The games available include slot machines, roulette, black jack and other traditional casino games, along with poker rooms.

==Shopping and restaurants==
The covered shopping village comprising 50 stores sits along two arcs at the base of Resorts World. Some of the shops are Ben Sherman, Carhartt, Hallmark Cards, Kurt Geiger, Levi's, Lindt, Next, Nike, Skechers, Sony, The North Face, The Works, Trespass, Vans, WHSmith and many more.

The facility also features a number of restaurants including Five Guys, TGIFridays, Zizzi, Las Iguanas, Nando's, Pizza Express and Miller & Carter. There are also coffee shops including Costa Coffee, and Starbucks (located inside cinema).

==Cinema and entertainment==
The Cineworld cinema has a total of 1,782 seats and 11 screens. Eight out of the 11 screens have 3D capabilities.

The largest theatre has 282 seats, and marks the region's first purpose-built IMAX screen in a multiplex cinema. It is one of three IMAX screens in Birmingham.

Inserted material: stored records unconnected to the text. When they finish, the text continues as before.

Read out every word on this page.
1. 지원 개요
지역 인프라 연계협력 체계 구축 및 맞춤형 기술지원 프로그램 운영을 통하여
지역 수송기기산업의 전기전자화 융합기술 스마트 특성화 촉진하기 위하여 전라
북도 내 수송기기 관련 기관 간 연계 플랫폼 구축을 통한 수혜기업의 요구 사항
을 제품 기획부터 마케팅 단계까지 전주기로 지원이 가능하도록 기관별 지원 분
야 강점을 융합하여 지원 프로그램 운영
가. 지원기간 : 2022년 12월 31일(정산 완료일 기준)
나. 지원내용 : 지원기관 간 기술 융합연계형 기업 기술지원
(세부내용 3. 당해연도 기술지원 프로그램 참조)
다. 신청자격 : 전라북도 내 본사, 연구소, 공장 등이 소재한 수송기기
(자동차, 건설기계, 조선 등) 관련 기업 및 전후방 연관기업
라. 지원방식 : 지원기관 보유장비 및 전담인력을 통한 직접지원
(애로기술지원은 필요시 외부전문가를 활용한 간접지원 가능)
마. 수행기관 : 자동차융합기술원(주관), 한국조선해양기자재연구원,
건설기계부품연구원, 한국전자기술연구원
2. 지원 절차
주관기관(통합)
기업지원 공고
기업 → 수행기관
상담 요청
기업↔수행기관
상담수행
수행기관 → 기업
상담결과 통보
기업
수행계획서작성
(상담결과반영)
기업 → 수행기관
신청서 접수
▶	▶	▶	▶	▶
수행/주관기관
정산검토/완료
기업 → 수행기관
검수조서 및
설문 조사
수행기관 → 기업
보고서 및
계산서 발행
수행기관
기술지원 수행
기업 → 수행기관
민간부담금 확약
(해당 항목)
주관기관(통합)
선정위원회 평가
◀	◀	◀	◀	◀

Other entertainment includes a Hollywood Bowl and Escape Hunt, featuring interactive puzzles and escape rooms.

==Conference Centre==
The Vox facility can hold 900 delegates or guests, and can be separated into five separate halls, for either ceremonies or conferences.

==bp pulse LIVE==
The bp pulse LIVE (previously The NEC Arena, LG Arena, Genting Arena and Resorts World Arena) is part of the NEC and Resorts World complex.